Human Rights, Corrections & Reintegration

01 Aug 2010

http://www.heartspeakproductions.ca
Graham Stewart speaks about A Flawed Compass: A Human Rights Analysis of the Roadmap to Strengthening Public Safety - This report is a critical review of the policy paper on the Correctional Service of Canada released publicly in December 2007 by a panel appointed by then Minister of Public Safety, the Honourable Stockwell Day. Headlined A Roadmap to Strengthening Public Safety, the report has been embraced by the Government and the Correctional Service of Canada as the script for a trans-formation agenda for Canadian federal corrections. Neither the report nor the transformation agenda has been subject to any serious public policy analysis or debate, yet corrections is now being made over in its image. Makeovers of faces, bodies and houses - may provide accept-able scripts for popular reality television shows, but this makeover of federal corrections affects not just the external façade of prisons but would undermine the fundamental human rights of the men and women confined behind their walls and fences. Yet the Roadmap makes no reference to and indeed seems oblivious to the long struggle in the history of Canadian imprisonment to entrench a culture of respect for human rights.
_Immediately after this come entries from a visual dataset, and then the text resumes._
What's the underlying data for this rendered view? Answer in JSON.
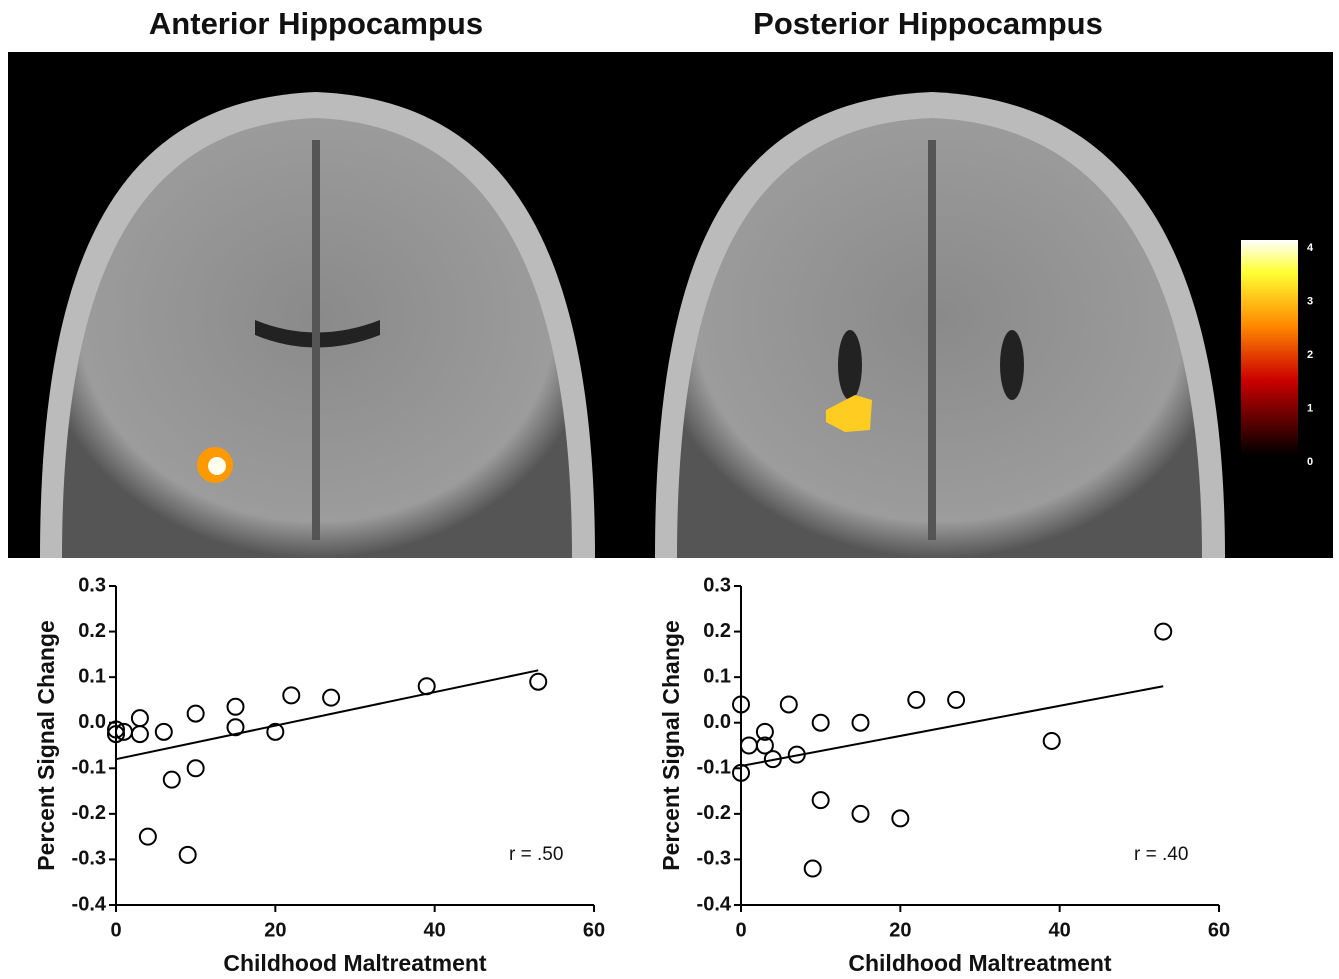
{
  "chart_data": [
    {
      "type": "scatter",
      "title": "Anterior Hippocampus",
      "xlabel": "Childhood Maltreatment",
      "ylabel": "Percent Signal Change",
      "annotation": "r = .50",
      "xlim": [
        0,
        60
      ],
      "xticks": [
        0,
        20,
        40,
        60
      ],
      "ylim": [
        -0.4,
        0.3
      ],
      "yticks": [
        0.3,
        0.2,
        0.1,
        {
          "value": 0,
          "label": "0.0"
        },
        -0.1,
        -0.2,
        -0.3,
        -0.4
      ],
      "x": [
        0,
        0,
        1,
        3,
        3,
        4,
        6,
        7,
        9,
        10,
        10,
        15,
        15,
        20,
        22,
        27,
        39,
        53
      ],
      "y": [
        -0.015,
        -0.025,
        -0.02,
        0.01,
        -0.025,
        -0.25,
        -0.02,
        -0.125,
        -0.29,
        0.02,
        -0.1,
        0.035,
        -0.01,
        -0.02,
        0.06,
        0.055,
        0.08,
        0.09
      ],
      "trendline": {
        "x": [
          0,
          53
        ],
        "y": [
          -0.08,
          0.115
        ]
      }
    },
    {
      "type": "scatter",
      "title": "Posterior Hippocampus",
      "xlabel": "Childhood Maltreatment",
      "ylabel": "Percent Signal Change",
      "annotation": "r = .40",
      "xlim": [
        0,
        60
      ],
      "xticks": [
        0,
        20,
        40,
        60
      ],
      "ylim": [
        -0.4,
        0.3
      ],
      "yticks": [
        0.3,
        0.2,
        0.1,
        {
          "value": 0,
          "label": "0.0"
        },
        -0.1,
        -0.2,
        -0.3,
        -0.4
      ],
      "x": [
        0,
        0,
        1,
        3,
        3,
        4,
        6,
        7,
        9,
        10,
        10,
        15,
        15,
        20,
        22,
        27,
        39,
        53
      ],
      "y": [
        0.04,
        -0.11,
        -0.05,
        -0.02,
        -0.05,
        -0.08,
        0.04,
        -0.07,
        -0.32,
        0.0,
        -0.17,
        0.0,
        -0.2,
        -0.21,
        0.05,
        0.05,
        -0.04,
        0.2
      ],
      "trendline": {
        "x": [
          0,
          53
        ],
        "y": [
          -0.095,
          0.08
        ]
      }
    }
  ],
  "colorbar": {
    "ticks": [
      0,
      1,
      2,
      3,
      4
    ]
  }
}
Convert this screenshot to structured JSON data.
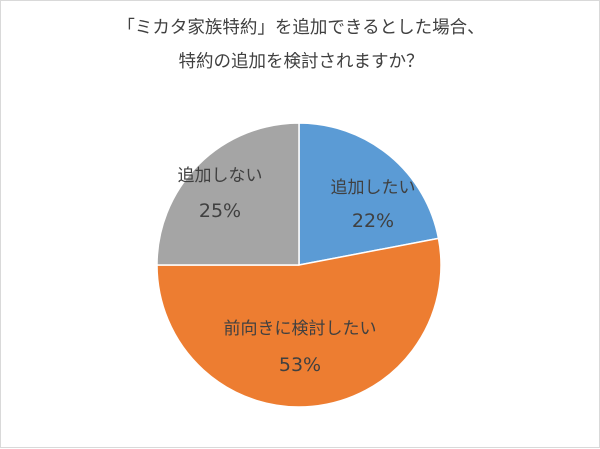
{
  "chart_data": {
    "type": "pie",
    "title_lines": [
      "「ミカタ家族特約」を追加できるとした場合、",
      "特約の追加を検討されますか？"
    ],
    "start_angle_deg": 0,
    "direction": "clockwise",
    "slices": [
      {
        "label": "追加したい",
        "value": 22,
        "value_label": "22%",
        "color": "#5b9bd5"
      },
      {
        "label": "前向きに検討したい",
        "value": 53,
        "value_label": "53%",
        "color": "#ed7d31"
      },
      {
        "label": "追加しない",
        "value": 25,
        "value_label": "25%",
        "color": "#a5a5a5"
      }
    ],
    "slice_border_color": "#ffffff",
    "legend": "none"
  }
}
There are many recommendations of the Roadmap which reflect ideological and populist views that being tough on crime is a sufficient and defensible basis for public policy. Not only will implementation of many of the key recommendations undermine respect for human rights but they will also do nothing to enhance public safety. They are deeply flawed and we believe it is necessary that the Government and CSC be held accountable before the transformation makes a mockery of Canadas commitment to the defence of human rights. (from the Preface of A Flawed Compass: A Human Rights Analysis of the Roadmap to Strengthening Public Safety)
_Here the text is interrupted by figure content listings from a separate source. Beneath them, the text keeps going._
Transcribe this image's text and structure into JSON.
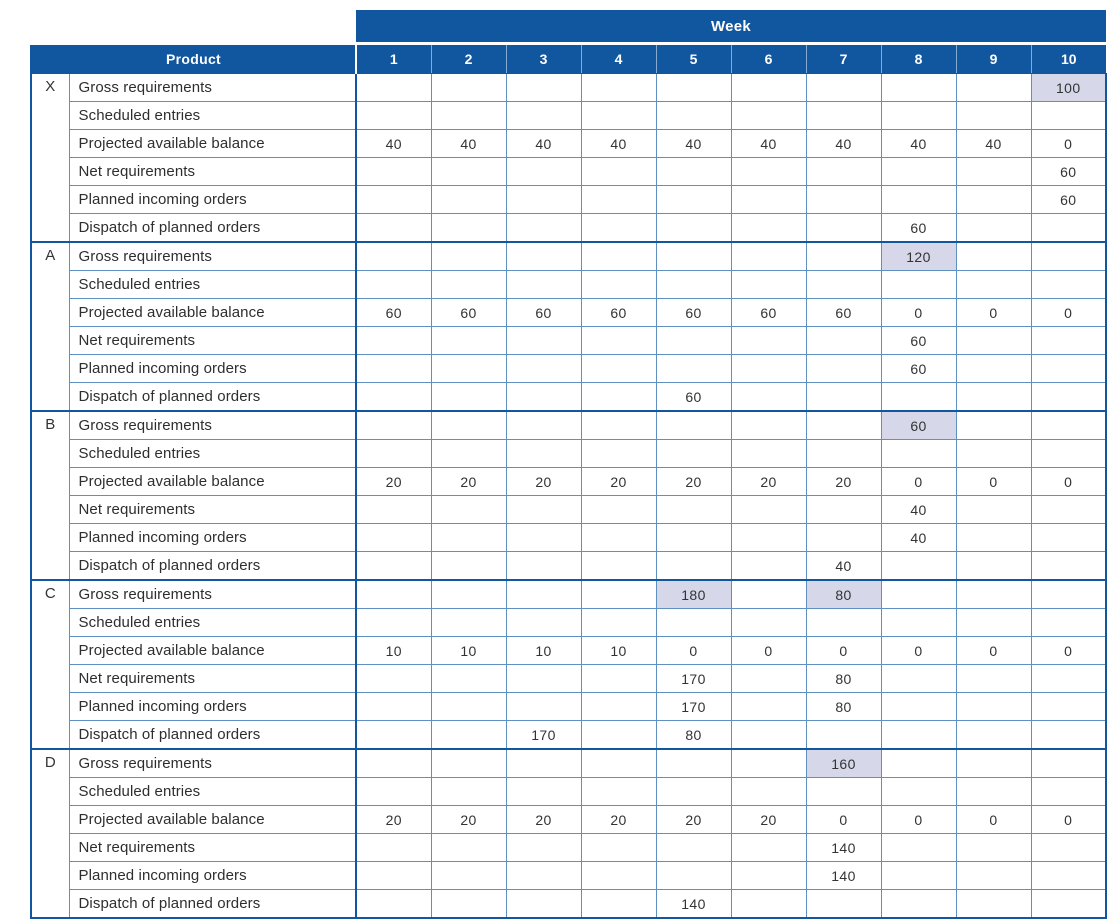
{
  "colors": {
    "header_blue": "#11579F",
    "grid_line": "#5E90C1",
    "header_separator": "#85abd3",
    "highlight_fill": "#D6D8EA",
    "header_text": "#FFFFFF",
    "cell_text": "#333333"
  },
  "table": {
    "week_header_label": "Week",
    "product_header_label": "Product",
    "week_columns": [
      "1",
      "2",
      "3",
      "4",
      "5",
      "6",
      "7",
      "8",
      "9",
      "10"
    ],
    "row_labels": [
      "Gross requirements",
      "Scheduled entries",
      "Projected available balance",
      "Net requirements",
      "Planned incoming orders",
      "Dispatch of planned orders"
    ],
    "products": [
      {
        "letter": "X",
        "rows": [
          {
            "values": [
              "",
              "",
              "",
              "",
              "",
              "",
              "",
              "",
              "",
              "100"
            ],
            "highlight_weeks": [
              10
            ]
          },
          {
            "values": [
              "",
              "",
              "",
              "",
              "",
              "",
              "",
              "",
              "",
              ""
            ],
            "highlight_weeks": []
          },
          {
            "values": [
              "40",
              "40",
              "40",
              "40",
              "40",
              "40",
              "40",
              "40",
              "40",
              "0"
            ],
            "highlight_weeks": []
          },
          {
            "values": [
              "",
              "",
              "",
              "",
              "",
              "",
              "",
              "",
              "",
              "60"
            ],
            "highlight_weeks": []
          },
          {
            "values": [
              "",
              "",
              "",
              "",
              "",
              "",
              "",
              "",
              "",
              "60"
            ],
            "highlight_weeks": []
          },
          {
            "values": [
              "",
              "",
              "",
              "",
              "",
              "",
              "",
              "60",
              "",
              ""
            ],
            "highlight_weeks": []
          }
        ]
      },
      {
        "letter": "A",
        "rows": [
          {
            "values": [
              "",
              "",
              "",
              "",
              "",
              "",
              "",
              "120",
              "",
              ""
            ],
            "highlight_weeks": [
              8
            ]
          },
          {
            "values": [
              "",
              "",
              "",
              "",
              "",
              "",
              "",
              "",
              "",
              ""
            ],
            "highlight_weeks": []
          },
          {
            "values": [
              "60",
              "60",
              "60",
              "60",
              "60",
              "60",
              "60",
              "0",
              "0",
              "0"
            ],
            "highlight_weeks": []
          },
          {
            "values": [
              "",
              "",
              "",
              "",
              "",
              "",
              "",
              "60",
              "",
              ""
            ],
            "highlight_weeks": []
          },
          {
            "values": [
              "",
              "",
              "",
              "",
              "",
              "",
              "",
              "60",
              "",
              ""
            ],
            "highlight_weeks": []
          },
          {
            "values": [
              "",
              "",
              "",
              "",
              "60",
              "",
              "",
              "",
              "",
              ""
            ],
            "highlight_weeks": []
          }
        ]
      },
      {
        "letter": "B",
        "rows": [
          {
            "values": [
              "",
              "",
              "",
              "",
              "",
              "",
              "",
              "60",
              "",
              ""
            ],
            "highlight_weeks": [
              8
            ]
          },
          {
            "values": [
              "",
              "",
              "",
              "",
              "",
              "",
              "",
              "",
              "",
              ""
            ],
            "highlight_weeks": []
          },
          {
            "values": [
              "20",
              "20",
              "20",
              "20",
              "20",
              "20",
              "20",
              "0",
              "0",
              "0"
            ],
            "highlight_weeks": []
          },
          {
            "values": [
              "",
              "",
              "",
              "",
              "",
              "",
              "",
              "40",
              "",
              ""
            ],
            "highlight_weeks": []
          },
          {
            "values": [
              "",
              "",
              "",
              "",
              "",
              "",
              "",
              "40",
              "",
              ""
            ],
            "highlight_weeks": []
          },
          {
            "values": [
              "",
              "",
              "",
              "",
              "",
              "",
              "40",
              "",
              "",
              ""
            ],
            "highlight_weeks": []
          }
        ]
      },
      {
        "letter": "C",
        "rows": [
          {
            "values": [
              "",
              "",
              "",
              "",
              "180",
              "",
              "80",
              "",
              "",
              ""
            ],
            "highlight_weeks": [
              5,
              7
            ]
          },
          {
            "values": [
              "",
              "",
              "",
              "",
              "",
              "",
              "",
              "",
              "",
              ""
            ],
            "highlight_weeks": []
          },
          {
            "values": [
              "10",
              "10",
              "10",
              "10",
              "0",
              "0",
              "0",
              "0",
              "0",
              "0"
            ],
            "highlight_weeks": []
          },
          {
            "values": [
              "",
              "",
              "",
              "",
              "170",
              "",
              "80",
              "",
              "",
              ""
            ],
            "highlight_weeks": []
          },
          {
            "values": [
              "",
              "",
              "",
              "",
              "170",
              "",
              "80",
              "",
              "",
              ""
            ],
            "highlight_weeks": []
          },
          {
            "values": [
              "",
              "",
              "170",
              "",
              "80",
              "",
              "",
              "",
              "",
              ""
            ],
            "highlight_weeks": []
          }
        ]
      },
      {
        "letter": "D",
        "rows": [
          {
            "values": [
              "",
              "",
              "",
              "",
              "",
              "",
              "160",
              "",
              "",
              ""
            ],
            "highlight_weeks": [
              7
            ]
          },
          {
            "values": [
              "",
              "",
              "",
              "",
              "",
              "",
              "",
              "",
              "",
              ""
            ],
            "highlight_weeks": []
          },
          {
            "values": [
              "20",
              "20",
              "20",
              "20",
              "20",
              "20",
              "0",
              "0",
              "0",
              "0"
            ],
            "highlight_weeks": []
          },
          {
            "values": [
              "",
              "",
              "",
              "",
              "",
              "",
              "140",
              "",
              "",
              ""
            ],
            "highlight_weeks": []
          },
          {
            "values": [
              "",
              "",
              "",
              "",
              "",
              "",
              "140",
              "",
              "",
              ""
            ],
            "highlight_weeks": []
          },
          {
            "values": [
              "",
              "",
              "",
              "",
              "140",
              "",
              "",
              "",
              "",
              ""
            ],
            "highlight_weeks": []
          }
        ]
      }
    ]
  }
}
Full report available at www.justicebehindthewalls.net under news

Graham Stewart, MSW retired from his position as the Executive Director of the John Howard Society of Canada in June 2007 after 38 years with the Society. JHS Canada is the national office for a network of 60 charities across Canada concerned with addressing the problems of crime and the rehabilitation of those in prisons and after release. His career began with the John Howard Society in 1969 followed by positions in Waterloo Region, Kingston and at the John Howard Society of Ontario where he was the Director of Re-form Programs and in 1990 the Executive Director where he remained until being appointed to JHS as Executive Director in 1996. He has extensive experience as a counsellor, administrator and policy analyst for the Society. During the last 20 years of his career Graham was responsible for the analysis of criminal justice issues, policies and trends, prepared briefs and position papers on behalf of the Society and acted as the primary spokesperson on policy and reform matters. Topics he has addressed include issues in corrections, parole and gradual release, sentencing and sentencing alternatives, young offenders, community corrections and the voluntary sector. He has represented the JHS at hearings of Parliamentary and Senate committees, various commissions and filled other consultative roles. He has also taught courses in criminal justice at St. Lawrence College in Kingston and at the University of Ottawa.